The central effects of histamine are mediated by H(1), H(2) and H(3) receptors. The H(3) receptor inhibits histamine release in brain. Therefore, H(3) receptor inverse agonists, by suppressing this brake, enhance histamine neuron activity. The histaminergic system plays a major role in cognition and H(3) receptor inverse agonists are expected to be a potential therapeutics for cognitive deficits of Alzheimer's disease (AD). They are eagerly awaited inasmuch as other treatments of the disease, such as tacrine or memantine, also enhance, through different mechanisms, histaminergic neurotransmission. An important loss of histaminergic neurons has been observed in AD. In contrast, levels of the histamine metabolite in the CSF of AD patients show that their global activity is decreased by only 25%. This indicates that activating histamine neurons in AD can be envisaged.

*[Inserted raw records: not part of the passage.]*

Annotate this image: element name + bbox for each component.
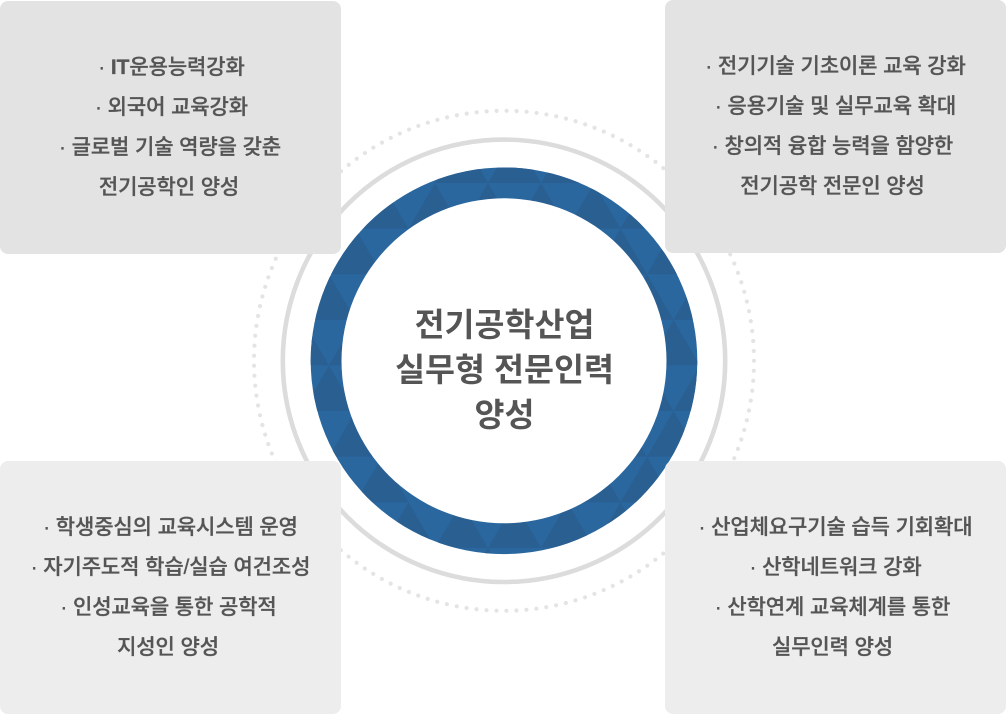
text line: 지성인 양성 (117, 636, 219, 659)
panel: top left (0, 1, 341, 254)
text line: · 자기주도적 학습/실습 여건조성 (31, 556, 310, 579)
text line: 실무인력 양성 (772, 636, 893, 659)
dotted outer ring (254, 111, 754, 611)
blue triangle-patterned ring (310, 168, 698, 554)
white inner circle (342, 198, 666, 523)
gray solid ring (283, 140, 725, 582)
center title: 전기공학산업 (415, 306, 594, 342)
concentric ring graphic (252, 108, 756, 613)
text line: · 학생중심의 교육시스템 운영 (43, 516, 298, 539)
text line: · 산학네트워크 강화 (749, 556, 922, 579)
text line: 전기공학 전문인 양성 (740, 175, 925, 198)
panel: bottom left (0, 461, 341, 714)
text line: · 글로벌 기술 역량을 갖춘 (59, 136, 281, 159)
text line: · IT운용능력강화 (98, 56, 245, 79)
center title: 양성 (475, 396, 534, 433)
text line: · 산학연계 교육체계를 통한 (715, 596, 950, 619)
center title (395, 306, 614, 433)
center title: 실무형 전문인력 (395, 351, 614, 388)
text line: · 창의적 융합 능력을 함양한 (712, 135, 953, 158)
panel: bottom right (665, 461, 1006, 714)
panel: top right (665, 0, 1006, 253)
text line: · 외국어 교육강화 (95, 96, 248, 119)
text line: · 산업체요구기술 습득 기회확대 (699, 516, 972, 539)
text line: 전기공학인 양성 (99, 176, 239, 199)
text line: · 응용기술 및 실무교육 확대 (715, 95, 956, 118)
text line: · 전기기술 기초이론 교육 강화 (705, 55, 966, 78)
text line: · 인성교육을 통한 공학적 (60, 596, 277, 619)
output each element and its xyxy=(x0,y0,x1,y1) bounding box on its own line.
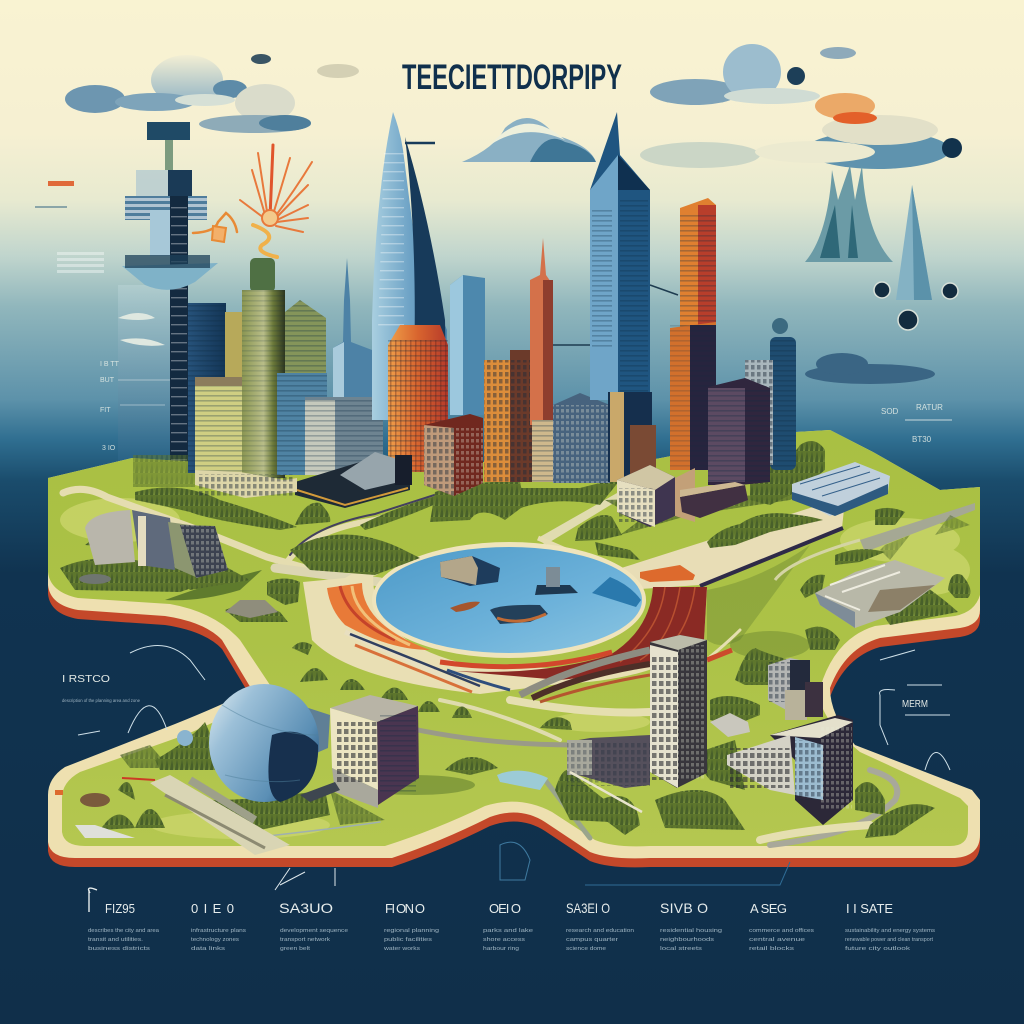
cloud: dark slate right xyxy=(805,353,935,384)
footer body text: describes the city and area xyxy=(88,928,159,934)
footer body text: renewable power and clean transport xyxy=(845,937,934,943)
footer body text: campus quarter xyxy=(566,937,618,943)
annotation: left dark panel label: I RSTCO xyxy=(62,674,110,685)
blue roof pavilion xyxy=(792,462,890,516)
column 8 heading: A SEG xyxy=(750,901,787,916)
cloud: top left xyxy=(65,55,247,113)
small annotation marks xyxy=(35,181,104,274)
city: blue slab xyxy=(450,275,485,415)
footer body text: infrastructure plans xyxy=(191,928,247,934)
city: red needle tower xyxy=(530,238,554,482)
annotation: left side labels: FIT xyxy=(100,407,111,414)
city: purple grey blocks xyxy=(708,360,773,485)
city: grey office block xyxy=(305,397,383,475)
annotation: right side labels: BT30 xyxy=(912,435,932,444)
city: left dark blue block xyxy=(188,303,226,473)
city: tall blue spire xyxy=(372,112,447,420)
observation tower xyxy=(118,122,218,472)
cloud: small tan xyxy=(317,64,359,78)
footer body text: retail blocks xyxy=(749,946,795,952)
cream office building by globe xyxy=(330,695,419,808)
footer body text: business districts xyxy=(88,946,151,952)
left upper road xyxy=(63,489,450,582)
right lower buildings xyxy=(768,658,823,720)
small marks on lower lobe xyxy=(55,771,548,838)
annotation: left side labels: 3 IO xyxy=(102,445,116,452)
city: amber tower xyxy=(484,350,534,482)
lower roads xyxy=(250,630,897,845)
annotation: right side labels: SOD xyxy=(881,407,899,416)
column 9 heading: I I SATE xyxy=(846,901,893,916)
footer body text: sustainability and energy systems xyxy=(845,928,936,934)
annotation: left side labels: BUT xyxy=(100,377,115,384)
footer body text: public facilities xyxy=(384,937,433,943)
footer body text: parks and lake xyxy=(483,928,533,934)
connector lines under island xyxy=(275,842,790,890)
footer body text: commerce and offices xyxy=(749,928,815,934)
column 2 heading: 0 I E 0 xyxy=(191,901,234,916)
footer columns xyxy=(89,888,893,916)
city: green main tower xyxy=(225,258,285,478)
footer body text: transport network xyxy=(280,937,331,943)
city: yellow block xyxy=(195,377,242,475)
footer body text: shore access xyxy=(483,937,526,943)
city: red-brown block xyxy=(424,414,483,496)
right upper road with dark underside xyxy=(538,493,975,590)
column 6 heading: SA3EI O xyxy=(566,900,610,916)
icon: column 1 hook xyxy=(89,888,97,912)
icon: small dark bird xyxy=(251,54,271,64)
annotation: left dark panel label xyxy=(62,645,205,735)
cloud: top right xyxy=(650,44,856,105)
city: low dark complex xyxy=(295,452,412,508)
footer body text: harbour ring xyxy=(483,946,519,952)
cream low block xyxy=(617,465,675,527)
city: thin blue spire xyxy=(333,258,372,398)
tree bands xyxy=(60,441,970,838)
right grey complex xyxy=(815,560,945,628)
annotation: right side labels xyxy=(881,403,952,444)
boats in lake xyxy=(440,556,578,624)
footer body text: residential housing xyxy=(660,928,722,934)
footer body text: local streets xyxy=(660,946,703,952)
footer body text: water works xyxy=(384,946,421,952)
tan low complex xyxy=(675,468,748,522)
annotation: left dark panel label: description of the planning area and zone xyxy=(62,698,140,703)
sunburst xyxy=(193,145,312,257)
column 1 heading: FIZ95 xyxy=(105,901,135,916)
wire lines between towers xyxy=(553,285,678,345)
terrain highlights xyxy=(60,498,970,839)
city: blue mid tower xyxy=(277,373,327,475)
city: olive grid tower xyxy=(285,300,326,380)
globe dome xyxy=(177,684,330,802)
footer body text: green belt xyxy=(280,946,311,952)
cloud: upper left grey xyxy=(199,84,311,133)
city: terrace base xyxy=(195,470,297,498)
annotation: right side labels: RATUR xyxy=(916,403,943,412)
annotation: left side labels: I B TT xyxy=(100,361,120,368)
ramp bottom left xyxy=(150,775,340,855)
cloud: centre arch xyxy=(462,118,596,162)
grey tower lower centre xyxy=(650,635,707,788)
footer body text: future city outlook xyxy=(845,946,911,952)
small white block xyxy=(710,713,750,737)
column 3 heading: SA3UO xyxy=(279,900,333,916)
low grey block lower centre xyxy=(567,735,650,812)
footer body text: science dome xyxy=(566,946,606,952)
footer body text: neighbourhoods xyxy=(660,937,715,943)
footer body text xyxy=(88,928,936,952)
annotation: left side labels xyxy=(100,361,170,452)
city: tall dark blue tower xyxy=(590,112,656,482)
icons: three round badges xyxy=(874,282,958,330)
footer body text: technology zones xyxy=(191,937,240,943)
footer body text: transit and utilities. xyxy=(88,937,143,943)
right lower office cluster xyxy=(727,715,853,825)
lake xyxy=(372,542,646,658)
title: TEECIETTDORPIPY xyxy=(402,58,622,97)
city: grey blue block xyxy=(553,393,610,483)
orange barge xyxy=(640,565,695,582)
striped curve below lake right xyxy=(520,650,732,702)
annotation: right dark panel label: MERM xyxy=(902,699,928,710)
stadium stands around lake xyxy=(303,560,707,694)
annotation: right dark panel label xyxy=(880,650,950,770)
rail lines under stadium xyxy=(345,632,510,692)
footer body text: regional planning xyxy=(384,928,439,934)
footer body text: central avenue xyxy=(749,937,805,943)
footer body text: development sequence xyxy=(280,928,348,934)
dark terrain shadows xyxy=(165,545,810,795)
column 5 heading: OEI O xyxy=(489,901,521,916)
column 4 heading: FI ON O xyxy=(385,901,425,916)
column 7 heading: SIVB O xyxy=(660,900,708,916)
city: dark cylinder xyxy=(770,318,796,470)
city: orange tower xyxy=(388,325,448,472)
island base xyxy=(48,430,980,867)
footer body text: data links xyxy=(191,946,226,952)
city: orange red tower xyxy=(670,198,716,470)
left ruin buildings xyxy=(79,510,228,584)
footer body text: research and education xyxy=(566,928,634,934)
grey boulder xyxy=(225,600,278,618)
cloud: right with sun xyxy=(640,93,962,169)
distant spire cluster right xyxy=(805,165,932,300)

组胺的中枢效应由H(1)、H(2)和H(3)受体介导。H(3)受体抑制脑内组胺释放。因此,H(3)受体反向激动剂通过抑制这种制动作用来增强组胺能神经元的活性。组胺能系统在认知中起主要作用,H(3)受体反向激动剂有望成为治疗阿尔茨海默病(AD)认知缺陷的潜在药物。鉴于该疾病的其他治疗方法,如他克林或美金刚,也通过不同机制增强组胺能神经传递,人们对H(3)受体反向激动剂翘首以盼。在AD中已观察到组胺能神经元的大量丧失。相比之下,AD患者脑脊液中组胺代谢产物的水平表明,其整体活性仅降低了25%。这表明可以设想激活AD患者的组胺能神经元。